Zwischen Messingpolitur und Lebensgeschichten

Der 1. Oktober ist ein sonniger Herbsttag. In der Detmolder Innenstadt versammeln sich sechs Schülerinnen und Schüler der Schülervertretung des Stadtgymnasiums und eine Lehrerin, um die fünf in den Boden eingelassenen Messingplatten in der Fußgängerzone zu polieren. Einzelne Sonnenstrahlen spiegeln sich auf den staubigen Steinen. Schließlich werden ihnen Politur und kleine Stoffstücke in die Hand gedrückt und das Putzen geht los. Während auf dem Boden knieend und vollkommen vertieft die golden glänzenden Steine poliert werden, stößt schließlich auch Joanne Herzberg zur Gruppe dazu. Sie ist der „Anlass“ für dieses Treffen, denn auf den sogenannten „Stolpersteinen“ im Boden stehen die Namen ihrer Familie.

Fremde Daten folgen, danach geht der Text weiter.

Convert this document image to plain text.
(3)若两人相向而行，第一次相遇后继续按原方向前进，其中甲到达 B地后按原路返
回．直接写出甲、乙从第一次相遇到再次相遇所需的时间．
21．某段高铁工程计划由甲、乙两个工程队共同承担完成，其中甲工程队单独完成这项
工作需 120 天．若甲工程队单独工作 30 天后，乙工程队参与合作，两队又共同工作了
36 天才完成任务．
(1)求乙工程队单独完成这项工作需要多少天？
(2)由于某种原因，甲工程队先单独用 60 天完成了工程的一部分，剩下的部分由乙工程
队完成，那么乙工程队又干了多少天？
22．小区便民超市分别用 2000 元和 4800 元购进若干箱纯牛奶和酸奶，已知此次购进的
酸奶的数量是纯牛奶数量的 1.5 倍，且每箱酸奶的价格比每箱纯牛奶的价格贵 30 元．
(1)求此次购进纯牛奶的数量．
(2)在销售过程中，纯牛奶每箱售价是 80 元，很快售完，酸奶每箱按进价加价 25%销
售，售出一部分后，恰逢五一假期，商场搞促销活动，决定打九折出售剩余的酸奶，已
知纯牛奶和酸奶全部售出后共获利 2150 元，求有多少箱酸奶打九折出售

Joannes Erscheinen bleibt bei den Schülerinnen und Schülern natürlich nicht lange unbemerkt und somit wird sich schnell fröhlich mit der US-Amerikanerin unterhalten. Joanne kam vor drei Jahren aus St Louis, Missouri nach Detmold, um den Spuren ihrer Familie auf den Grund zu gehen, wie sie nach dem Putzen der Steine beim gemeinsamen Mittagessen im Café um die Ecke erzählt. Im Laufe des Treffens werden viele traurige, aber auch schöne und lustige Geschichten geteilt. Die Schülerinnen und Schüler stellen Joanne Fragen vom aktuellen Wahlkampf in den USA bis hin zu ihrer Kindheit als „Deutsche“ in den USA in der Nachkriegszeit. Während Joanne davon erzählt, wie ihr Vater bis zum Ende nie hat über den Krieg reden können und dass sie sehr deutsch erzogen wurde (oft betont sie, wie viel Wert ihre Eltern auf anständige Tischmanieren und Höflichkeit gegenüber Erwachsenen in der Erziehung legten), hängen die Schülerinnen und Schüler ihr gebannt an den Lippen. Auch als sie die Geschichte erzählt, wie ihre Urgroßmutter sich zusammen mit ihrer Familie 1942 auf dem Detmolder Marktplatz einfinden musste und dann nach Theresienstadt deportiert wurde, von wo sie nie wieder den Rückweg antrat, hören die Schülerinnen und Schüler gebannt zu. Joannes Vater Fritz, der 1939 mit 17 Jahren durch einen Kindertransport Deutschland verlassen konnte, war der einzige der Familie, der den Holocaust überlebte. Gegen 16 Uhr neigt sich schließlich ein unfassbar aufschlussreicher Tag dem Ende zu. Es wurde viel gelacht, viel erzählt aber vor allem viel nachgedacht. Denn genau das sollte man tun. Immer und immer wieder. Damit so etwas wie damals nie wieder geschieht.
(Johanna Schuster, Q2, Stadtgymnasium Detmold)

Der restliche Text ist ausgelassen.